P. GRANDIFLORUS (syns P. floribundus, P. latifolius and P. speciosus).—Southern United States, 1811. This has rotundate, irregularly-toothed leaves, and large white, sweetly-scented flowers produced in clusters. This forms a stout bush 10 feet high, and as much through. There are two varieties, P. grandiflorus laxus, and P. grandiflorus speciosissimus, both distinct and pretty kinds.
P. HIRSUTUS.—North America, 1820. Another handsome, small-flowered species, of dwarf growth, and having hairy leaves.
P. INODOROUS, also from North America (1738), differs little in size and shape of flowers from P. grandiflorus, but the flowers are without scent. The leaves, too, are quite glabrous and obscurely toothed.
P. LEMOINEI BOULE D’ARGENT is a cross, raised in 1888, from P. Lemoinei and the double-flowered form of P. coronarius. The flowers are double white and with the pleasant, but not heavy, scent of P. microphyllus. P. Lemoinei Gerbe de Neige bears pleasantly-scented flowers that are as large as those of the well-known P. speciosissimus. There is an erect form of P. Lemoinei named erectus that is also worthy of note.

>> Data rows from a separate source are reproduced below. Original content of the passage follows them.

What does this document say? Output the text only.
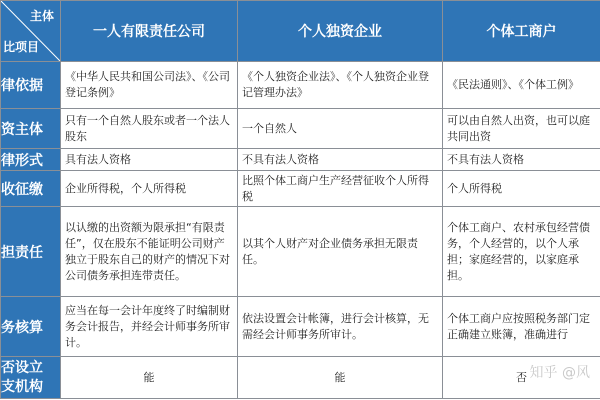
主体
比项目	一人有限责任公司	个人独资企业	个体工商户
律依据	《中华人民共和国公司法》、《公司登记条例》	《个人独资企业法》、《个人独资企业登记管理办法》	《民法通则》、《个体工例》
资主体	只有一个自然人股东或者一个法人股东	一个自然人	可以由自然人出资，也可以庭共同出资
律形式	具有法人资格	不具有法人资格	不具有法人资格
收征缴	企业所得税，个人所得税	比照个体工商户生产经营征收个人所得税	个人所得税
担责任	以认缴的出资额为限承担“有限责任”，仅在股东不能证明公司财产独立于股东自己的财产的情况下对公司债务承担连带责任。	以其个人财产对企业债务承担无限责任。	个体工商户、农村承包经营债务，个人经营的，以个人承担；家庭经营的，以家庭承担。
务核算	应当在每一会计年度终了时编制财务会计报告，并经会计师事务所审计。	依法设置会计帐簿，进行会计核算，无需经会计师事务所审计。	个体工商户应按照税务部门定正确建立账簿，准确进行
否设立
支机构	能	能	否 知乎 @风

P. LEWISI, from North America, is hardly sufficiently distinct from some of the others to warrant special notice.
P. MICROPHYLLUS, from New Mexico (1883), is of low growth, and remarkable for its slender branches, small, Myrtle-like leaves, and abundance of small, white flowers. It is a decidedly pretty shrub, but is not so hardy as the others.
P. SATZUMI (syn P. chinensis).—Japan, 1851. A slender-growing species, with long and narrow leaves, and large, white flowers.
P. TRIFLORUS and P. MEXICANUS are other species that might be worthy of including in a representative collection of these plants.
This is a valuable genus of shrubs, all being remarkable for the abundance of white, and usually sweet-scented, flowers which they produce. They require no special treatment, few soils, if at all free and rich, coming amiss to them; while even as shrubs for shady situations they are not to be despised. Propagation is effected by means of cuttings, which root freely if placed in sandy soil.